I am reading Annals of the Former World by John McPhee. It’s not an easy book to read. It focuses on geological formations and geologists and time. Geologists read rock like we read books. McPhee travels across the United States with five different geologists who decipher the terrain as they travel. Many of the sentences begin with the words billions or millions of years ago. Deep time.
When I read books like this I have to slow down. I admit that I skim past words that are unfamiliar hoping that the author will let me in on the secret in future sentences. I also acquire new words. Like lithic and Eocene and physiographic and down wasting, folded-and-faulted, fatigued rock, incompetent rock and inequigranular fabric.
I love rocks.
Thinking about the beginning of time and forces beyond our control I started working on Morph. The bag of scraps came out and I stitched them together.

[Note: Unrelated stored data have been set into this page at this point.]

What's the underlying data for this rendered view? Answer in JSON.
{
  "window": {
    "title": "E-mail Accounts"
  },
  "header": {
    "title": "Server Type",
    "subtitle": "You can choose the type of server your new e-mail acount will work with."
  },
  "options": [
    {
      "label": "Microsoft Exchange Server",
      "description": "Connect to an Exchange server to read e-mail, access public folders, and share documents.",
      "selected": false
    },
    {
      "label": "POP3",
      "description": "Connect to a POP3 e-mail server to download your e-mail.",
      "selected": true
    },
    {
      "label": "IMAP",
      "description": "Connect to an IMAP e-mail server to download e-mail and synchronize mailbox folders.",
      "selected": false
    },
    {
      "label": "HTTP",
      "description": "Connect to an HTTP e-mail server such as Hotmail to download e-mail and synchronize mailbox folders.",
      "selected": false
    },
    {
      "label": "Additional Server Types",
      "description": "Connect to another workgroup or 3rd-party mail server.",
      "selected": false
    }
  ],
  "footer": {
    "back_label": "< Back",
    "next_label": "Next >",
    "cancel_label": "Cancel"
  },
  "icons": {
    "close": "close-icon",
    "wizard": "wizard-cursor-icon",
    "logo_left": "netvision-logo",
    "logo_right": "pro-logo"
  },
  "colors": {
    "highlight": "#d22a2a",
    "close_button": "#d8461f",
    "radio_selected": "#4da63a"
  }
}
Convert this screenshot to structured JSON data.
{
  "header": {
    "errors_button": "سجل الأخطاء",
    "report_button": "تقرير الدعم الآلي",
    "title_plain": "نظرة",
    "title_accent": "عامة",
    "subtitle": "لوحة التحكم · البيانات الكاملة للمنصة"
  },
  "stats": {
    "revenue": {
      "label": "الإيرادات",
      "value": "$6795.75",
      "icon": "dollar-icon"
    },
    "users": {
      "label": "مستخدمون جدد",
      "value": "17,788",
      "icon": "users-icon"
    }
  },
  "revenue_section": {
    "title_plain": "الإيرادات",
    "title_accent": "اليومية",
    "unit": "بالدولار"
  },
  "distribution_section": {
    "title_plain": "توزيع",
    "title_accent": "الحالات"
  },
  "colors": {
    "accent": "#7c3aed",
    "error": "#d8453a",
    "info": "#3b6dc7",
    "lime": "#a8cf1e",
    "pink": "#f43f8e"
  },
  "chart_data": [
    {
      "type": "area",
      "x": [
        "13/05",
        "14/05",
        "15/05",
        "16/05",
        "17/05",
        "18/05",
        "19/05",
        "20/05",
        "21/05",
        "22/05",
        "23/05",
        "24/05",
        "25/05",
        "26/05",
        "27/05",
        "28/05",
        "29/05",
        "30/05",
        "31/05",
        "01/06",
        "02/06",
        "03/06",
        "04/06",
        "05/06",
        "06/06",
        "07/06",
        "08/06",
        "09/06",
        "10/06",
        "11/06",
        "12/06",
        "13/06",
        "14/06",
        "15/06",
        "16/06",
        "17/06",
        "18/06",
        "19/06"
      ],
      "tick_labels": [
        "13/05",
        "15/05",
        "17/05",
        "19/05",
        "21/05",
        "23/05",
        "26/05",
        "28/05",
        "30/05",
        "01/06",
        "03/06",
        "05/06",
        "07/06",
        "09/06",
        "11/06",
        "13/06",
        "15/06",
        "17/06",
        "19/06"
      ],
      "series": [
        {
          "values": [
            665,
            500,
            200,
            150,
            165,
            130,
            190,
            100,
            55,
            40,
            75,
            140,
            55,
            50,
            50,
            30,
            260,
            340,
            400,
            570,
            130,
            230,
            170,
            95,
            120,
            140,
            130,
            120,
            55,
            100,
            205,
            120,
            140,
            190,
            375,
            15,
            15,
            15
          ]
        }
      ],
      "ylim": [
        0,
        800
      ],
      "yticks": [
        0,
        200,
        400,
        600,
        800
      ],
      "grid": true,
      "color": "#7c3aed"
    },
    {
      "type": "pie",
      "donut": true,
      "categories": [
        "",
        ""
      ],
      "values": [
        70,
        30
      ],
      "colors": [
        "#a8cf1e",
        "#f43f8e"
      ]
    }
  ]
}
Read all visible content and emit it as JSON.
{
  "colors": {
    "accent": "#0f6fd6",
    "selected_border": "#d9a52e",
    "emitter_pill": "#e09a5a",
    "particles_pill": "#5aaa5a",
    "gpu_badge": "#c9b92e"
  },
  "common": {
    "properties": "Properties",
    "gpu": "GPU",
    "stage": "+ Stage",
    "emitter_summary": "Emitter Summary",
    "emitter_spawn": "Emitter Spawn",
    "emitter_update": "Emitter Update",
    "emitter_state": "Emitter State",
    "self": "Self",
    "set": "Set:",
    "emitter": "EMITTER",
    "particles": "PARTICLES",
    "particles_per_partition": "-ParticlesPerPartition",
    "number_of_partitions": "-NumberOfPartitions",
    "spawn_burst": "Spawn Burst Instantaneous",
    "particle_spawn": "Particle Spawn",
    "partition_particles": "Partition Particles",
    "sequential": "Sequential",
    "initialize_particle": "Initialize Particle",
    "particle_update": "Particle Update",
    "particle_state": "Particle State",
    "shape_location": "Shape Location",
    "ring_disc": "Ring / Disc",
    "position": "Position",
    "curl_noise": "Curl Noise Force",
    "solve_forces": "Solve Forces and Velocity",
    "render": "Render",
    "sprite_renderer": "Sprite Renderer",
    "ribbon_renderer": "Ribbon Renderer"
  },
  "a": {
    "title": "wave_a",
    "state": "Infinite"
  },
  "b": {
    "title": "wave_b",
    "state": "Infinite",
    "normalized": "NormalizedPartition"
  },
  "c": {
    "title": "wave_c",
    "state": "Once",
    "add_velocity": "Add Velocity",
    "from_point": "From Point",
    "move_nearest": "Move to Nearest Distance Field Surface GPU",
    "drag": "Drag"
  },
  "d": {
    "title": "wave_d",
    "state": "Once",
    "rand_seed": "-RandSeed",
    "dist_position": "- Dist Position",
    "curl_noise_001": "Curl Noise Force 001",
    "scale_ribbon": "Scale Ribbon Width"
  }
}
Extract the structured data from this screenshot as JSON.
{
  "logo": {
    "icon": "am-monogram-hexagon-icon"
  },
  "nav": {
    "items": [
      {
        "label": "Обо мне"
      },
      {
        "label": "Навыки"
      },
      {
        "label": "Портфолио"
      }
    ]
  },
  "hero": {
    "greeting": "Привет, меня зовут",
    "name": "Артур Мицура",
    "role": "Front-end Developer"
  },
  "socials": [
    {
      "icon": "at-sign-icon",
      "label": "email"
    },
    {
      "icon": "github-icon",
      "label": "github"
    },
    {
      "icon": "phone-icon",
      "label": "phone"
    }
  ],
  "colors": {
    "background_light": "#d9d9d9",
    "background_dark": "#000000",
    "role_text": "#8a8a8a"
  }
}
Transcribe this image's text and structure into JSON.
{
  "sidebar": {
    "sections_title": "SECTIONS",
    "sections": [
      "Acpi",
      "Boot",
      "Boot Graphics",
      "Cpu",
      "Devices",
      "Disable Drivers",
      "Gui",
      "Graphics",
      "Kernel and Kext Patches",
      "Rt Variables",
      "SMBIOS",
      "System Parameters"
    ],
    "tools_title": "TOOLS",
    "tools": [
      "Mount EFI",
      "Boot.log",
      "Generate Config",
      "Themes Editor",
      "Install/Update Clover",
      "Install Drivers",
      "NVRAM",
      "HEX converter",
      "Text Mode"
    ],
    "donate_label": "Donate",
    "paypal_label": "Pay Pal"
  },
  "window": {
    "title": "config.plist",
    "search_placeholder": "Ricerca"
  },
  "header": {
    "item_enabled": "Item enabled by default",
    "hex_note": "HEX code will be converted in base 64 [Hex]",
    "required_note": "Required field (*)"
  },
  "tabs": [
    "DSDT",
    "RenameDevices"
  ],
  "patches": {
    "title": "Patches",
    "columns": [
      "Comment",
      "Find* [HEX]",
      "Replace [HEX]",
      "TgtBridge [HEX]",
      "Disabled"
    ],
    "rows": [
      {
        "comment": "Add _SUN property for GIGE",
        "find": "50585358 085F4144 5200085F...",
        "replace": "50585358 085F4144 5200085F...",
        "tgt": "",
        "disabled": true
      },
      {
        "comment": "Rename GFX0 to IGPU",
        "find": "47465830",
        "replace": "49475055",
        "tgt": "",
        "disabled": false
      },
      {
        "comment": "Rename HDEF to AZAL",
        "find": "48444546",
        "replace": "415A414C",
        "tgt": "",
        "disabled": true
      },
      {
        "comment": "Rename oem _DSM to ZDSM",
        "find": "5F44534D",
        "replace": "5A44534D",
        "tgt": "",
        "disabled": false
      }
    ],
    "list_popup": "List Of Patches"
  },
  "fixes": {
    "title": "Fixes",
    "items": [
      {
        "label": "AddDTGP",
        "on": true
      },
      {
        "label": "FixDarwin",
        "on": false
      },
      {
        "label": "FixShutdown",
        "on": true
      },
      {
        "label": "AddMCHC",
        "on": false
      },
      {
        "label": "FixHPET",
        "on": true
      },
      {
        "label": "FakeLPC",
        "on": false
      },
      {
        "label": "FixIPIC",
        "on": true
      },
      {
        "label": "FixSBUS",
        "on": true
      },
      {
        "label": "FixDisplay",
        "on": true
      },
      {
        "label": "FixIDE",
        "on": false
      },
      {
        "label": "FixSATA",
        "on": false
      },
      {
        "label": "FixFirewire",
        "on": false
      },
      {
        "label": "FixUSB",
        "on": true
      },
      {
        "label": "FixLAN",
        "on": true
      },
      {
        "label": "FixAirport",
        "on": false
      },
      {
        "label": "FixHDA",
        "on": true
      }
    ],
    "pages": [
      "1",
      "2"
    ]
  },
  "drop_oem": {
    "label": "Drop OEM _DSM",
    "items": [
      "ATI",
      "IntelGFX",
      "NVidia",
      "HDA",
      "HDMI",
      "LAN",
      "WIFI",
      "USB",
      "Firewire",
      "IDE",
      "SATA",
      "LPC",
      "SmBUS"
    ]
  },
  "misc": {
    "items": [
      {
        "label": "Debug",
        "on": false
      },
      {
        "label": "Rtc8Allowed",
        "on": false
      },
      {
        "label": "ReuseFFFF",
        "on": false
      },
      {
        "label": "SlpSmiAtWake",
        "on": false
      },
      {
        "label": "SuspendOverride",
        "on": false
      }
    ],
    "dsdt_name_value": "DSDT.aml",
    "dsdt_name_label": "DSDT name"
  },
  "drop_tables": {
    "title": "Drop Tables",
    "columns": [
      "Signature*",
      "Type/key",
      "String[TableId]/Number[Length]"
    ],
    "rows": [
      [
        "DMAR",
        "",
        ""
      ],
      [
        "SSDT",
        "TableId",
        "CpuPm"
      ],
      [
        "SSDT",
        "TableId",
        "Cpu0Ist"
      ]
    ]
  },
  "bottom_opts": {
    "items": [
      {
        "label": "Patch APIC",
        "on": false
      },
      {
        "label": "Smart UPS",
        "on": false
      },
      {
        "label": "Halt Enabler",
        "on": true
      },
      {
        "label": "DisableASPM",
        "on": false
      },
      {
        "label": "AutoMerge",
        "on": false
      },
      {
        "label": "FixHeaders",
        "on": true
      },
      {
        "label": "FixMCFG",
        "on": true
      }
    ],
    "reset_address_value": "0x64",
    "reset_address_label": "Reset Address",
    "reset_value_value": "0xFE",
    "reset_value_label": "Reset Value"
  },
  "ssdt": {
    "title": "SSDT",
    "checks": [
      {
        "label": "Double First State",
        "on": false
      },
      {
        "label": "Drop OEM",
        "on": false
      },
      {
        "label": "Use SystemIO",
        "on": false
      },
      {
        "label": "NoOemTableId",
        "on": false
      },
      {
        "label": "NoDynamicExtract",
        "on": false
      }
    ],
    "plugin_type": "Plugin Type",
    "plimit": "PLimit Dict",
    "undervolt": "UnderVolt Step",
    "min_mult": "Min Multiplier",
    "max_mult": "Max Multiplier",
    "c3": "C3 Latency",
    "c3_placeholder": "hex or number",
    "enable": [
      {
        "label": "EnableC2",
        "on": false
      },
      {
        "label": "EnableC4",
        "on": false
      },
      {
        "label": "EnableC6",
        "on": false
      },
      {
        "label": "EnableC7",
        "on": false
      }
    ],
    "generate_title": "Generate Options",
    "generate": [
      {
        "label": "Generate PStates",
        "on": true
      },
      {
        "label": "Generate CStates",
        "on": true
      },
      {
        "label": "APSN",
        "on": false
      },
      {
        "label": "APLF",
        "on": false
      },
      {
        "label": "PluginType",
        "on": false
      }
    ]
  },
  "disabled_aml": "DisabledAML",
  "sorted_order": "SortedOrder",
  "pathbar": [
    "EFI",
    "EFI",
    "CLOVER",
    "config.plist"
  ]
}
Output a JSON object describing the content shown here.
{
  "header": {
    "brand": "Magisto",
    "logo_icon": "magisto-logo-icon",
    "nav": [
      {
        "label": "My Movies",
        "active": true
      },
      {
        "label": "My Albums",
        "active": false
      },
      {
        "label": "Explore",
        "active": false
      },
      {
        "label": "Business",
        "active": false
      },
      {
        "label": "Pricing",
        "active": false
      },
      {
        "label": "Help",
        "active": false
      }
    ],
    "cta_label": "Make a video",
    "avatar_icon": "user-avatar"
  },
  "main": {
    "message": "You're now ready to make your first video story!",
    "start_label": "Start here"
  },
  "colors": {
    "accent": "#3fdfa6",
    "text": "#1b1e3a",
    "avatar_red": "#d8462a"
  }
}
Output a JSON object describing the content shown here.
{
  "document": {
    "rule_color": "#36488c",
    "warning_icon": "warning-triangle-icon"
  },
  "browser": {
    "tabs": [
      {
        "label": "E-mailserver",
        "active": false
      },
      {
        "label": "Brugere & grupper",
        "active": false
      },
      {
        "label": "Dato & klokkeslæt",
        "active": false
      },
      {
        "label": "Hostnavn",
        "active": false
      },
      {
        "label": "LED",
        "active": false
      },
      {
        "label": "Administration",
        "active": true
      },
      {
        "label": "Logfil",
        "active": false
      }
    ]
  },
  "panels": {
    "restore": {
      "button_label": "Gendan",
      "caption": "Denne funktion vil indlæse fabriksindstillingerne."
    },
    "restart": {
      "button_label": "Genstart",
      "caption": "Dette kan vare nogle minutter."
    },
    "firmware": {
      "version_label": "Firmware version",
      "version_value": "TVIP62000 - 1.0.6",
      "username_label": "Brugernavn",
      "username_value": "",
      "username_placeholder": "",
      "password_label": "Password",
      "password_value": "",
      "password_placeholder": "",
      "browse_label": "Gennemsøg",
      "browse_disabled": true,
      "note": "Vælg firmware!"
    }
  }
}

The piece grew to metamorphic blob. Metamorphism, as I understand it, is actually a process by which minerals are formed through heat and pressure.
Geological processes take time. Lots of time. The details in a substrate can tell the story of millennium.
As I added details to the melange of fabrics I also added seams that molded the fabric into hills.
Billions of years ago this little patch of land I sit on would be at the bottom of a shallow ocean in a different continent altogether. Only one thing is constant: change. Morph can morph. Turn it 90 degrees and the sags sag in a different way. Hang it upside down and the terrain folds to a new narrative.
The final piece speaks to the ideas I had while reading McPhee’s book but also to how I feel about emergence, transformation, bulging body parts and sagging sentiments.
This past year built a tower of insights for me. How about you? Tell me about your stories of transformation.